À la vue de Bonaparte et de ses grenadiers, les imprécations retentissent de toutes parts
On crie: « Hors la loi ! À bas la dictature ! Vive la République et la Constitution de l'an III ». Quelques faibles cris de « Vive Bonaparte » sont poussés.
Bonaparte croyant sa vie menacée, sort, entraîné par quatre grenadiers, sans pouvoir proférer une parole.

16 heures 35, petit salon attenant à l'Orangerie
Napoléon Bonaparte entre, y trouve Sieyès et lui dit : « Ils veulent me mettre hors la loi ». Emmanuel-Joseph Sieyès lui répond : « Ce sont eux qui s'y sont mis », et il ajoute qu'il faut faire marcher les troupes.
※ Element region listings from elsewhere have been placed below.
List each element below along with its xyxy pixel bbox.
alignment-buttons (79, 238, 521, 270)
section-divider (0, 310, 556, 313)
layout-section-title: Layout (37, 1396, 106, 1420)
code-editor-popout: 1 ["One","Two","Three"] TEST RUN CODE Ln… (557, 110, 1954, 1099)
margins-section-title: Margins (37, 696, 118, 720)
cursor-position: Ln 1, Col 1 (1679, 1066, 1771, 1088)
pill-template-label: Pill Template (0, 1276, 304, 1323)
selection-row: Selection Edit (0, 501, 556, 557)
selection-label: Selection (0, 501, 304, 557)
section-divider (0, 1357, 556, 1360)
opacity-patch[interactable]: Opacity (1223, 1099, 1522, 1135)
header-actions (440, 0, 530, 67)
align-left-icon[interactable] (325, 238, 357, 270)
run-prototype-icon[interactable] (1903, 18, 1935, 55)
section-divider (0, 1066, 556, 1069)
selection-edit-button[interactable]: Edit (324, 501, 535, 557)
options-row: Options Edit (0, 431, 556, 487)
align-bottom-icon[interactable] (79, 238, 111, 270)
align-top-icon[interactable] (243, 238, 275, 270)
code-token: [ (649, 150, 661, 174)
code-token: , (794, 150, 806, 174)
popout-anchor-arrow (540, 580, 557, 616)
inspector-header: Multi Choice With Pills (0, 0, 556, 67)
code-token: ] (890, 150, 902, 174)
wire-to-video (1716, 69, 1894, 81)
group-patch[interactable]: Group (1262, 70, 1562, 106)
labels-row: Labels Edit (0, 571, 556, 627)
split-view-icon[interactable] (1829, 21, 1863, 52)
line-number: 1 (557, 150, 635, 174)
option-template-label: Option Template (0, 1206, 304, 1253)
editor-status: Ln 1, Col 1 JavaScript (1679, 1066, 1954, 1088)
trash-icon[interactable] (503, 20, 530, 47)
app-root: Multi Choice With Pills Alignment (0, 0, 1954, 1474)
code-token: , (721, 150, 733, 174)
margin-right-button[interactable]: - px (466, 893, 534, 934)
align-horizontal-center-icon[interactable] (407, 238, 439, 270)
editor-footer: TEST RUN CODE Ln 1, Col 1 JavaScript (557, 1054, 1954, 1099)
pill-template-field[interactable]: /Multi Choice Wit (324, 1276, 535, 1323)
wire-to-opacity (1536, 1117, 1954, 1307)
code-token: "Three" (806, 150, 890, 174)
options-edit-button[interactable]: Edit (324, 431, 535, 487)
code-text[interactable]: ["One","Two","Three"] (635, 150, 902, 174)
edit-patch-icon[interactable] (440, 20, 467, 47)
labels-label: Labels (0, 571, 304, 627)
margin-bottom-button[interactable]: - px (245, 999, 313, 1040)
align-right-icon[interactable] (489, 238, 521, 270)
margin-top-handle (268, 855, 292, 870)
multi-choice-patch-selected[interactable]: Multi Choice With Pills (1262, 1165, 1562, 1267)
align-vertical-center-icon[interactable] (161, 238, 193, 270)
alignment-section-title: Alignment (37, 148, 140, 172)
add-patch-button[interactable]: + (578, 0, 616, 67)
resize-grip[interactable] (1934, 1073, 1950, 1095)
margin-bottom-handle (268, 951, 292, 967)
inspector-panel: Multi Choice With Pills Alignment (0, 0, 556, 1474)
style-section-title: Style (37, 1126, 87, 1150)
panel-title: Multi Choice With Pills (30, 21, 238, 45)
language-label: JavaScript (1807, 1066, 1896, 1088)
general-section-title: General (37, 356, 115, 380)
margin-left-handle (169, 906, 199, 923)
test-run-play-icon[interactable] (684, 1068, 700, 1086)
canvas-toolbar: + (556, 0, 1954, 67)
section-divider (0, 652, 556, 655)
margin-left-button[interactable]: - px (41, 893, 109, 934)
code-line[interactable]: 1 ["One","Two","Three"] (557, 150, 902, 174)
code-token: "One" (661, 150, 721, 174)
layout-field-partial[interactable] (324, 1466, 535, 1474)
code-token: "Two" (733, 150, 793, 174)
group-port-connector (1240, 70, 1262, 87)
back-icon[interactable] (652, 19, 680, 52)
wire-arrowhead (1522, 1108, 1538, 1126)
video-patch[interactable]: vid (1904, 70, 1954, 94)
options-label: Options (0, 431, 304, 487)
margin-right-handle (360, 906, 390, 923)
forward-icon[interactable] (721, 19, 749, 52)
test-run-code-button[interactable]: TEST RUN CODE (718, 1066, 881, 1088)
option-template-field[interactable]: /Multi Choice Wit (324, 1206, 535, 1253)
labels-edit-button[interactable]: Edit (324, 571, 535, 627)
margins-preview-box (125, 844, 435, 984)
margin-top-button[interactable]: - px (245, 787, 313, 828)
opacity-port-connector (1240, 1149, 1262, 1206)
16 heures 30, à l'Orangerie 
Lucien Bonaparte, président du Conseil des Cinq-Cents, tente de défendre son frère, mais son discours est accueilli par des huées. Lucien Bonaparte quitte alors son siège et le cède à Jean-Pierre Chazal.
Dans un grand désordre, certains députés demandent la mise hors la loi de Napoléon Bonaparte, d'autres, qu'on lui retire son commandement des troupes, d'autres enfin, que Lucien Bonaparte reprenne la présidence pour mettre aux voix le « hors la loi » (qui donne à tout citoyen le droit de tuer celui qui est désigné par un tel vote).
Lucien Bonaparte reprend la présidence mais le tumulte continue. Lucien Bonaparte lève la séance en s'écriant : « Il n'y a plus ici de liberté. N'ayant plus le moyen de me faire entendre, vous verrez au moins votre président, en signe de deuil public, déposer ici les marques de la magistrature populaire. ». Sur ces entrefaites, un piquet de grenadiers envoyé par le généralissime entre dans la salle et l'enlève.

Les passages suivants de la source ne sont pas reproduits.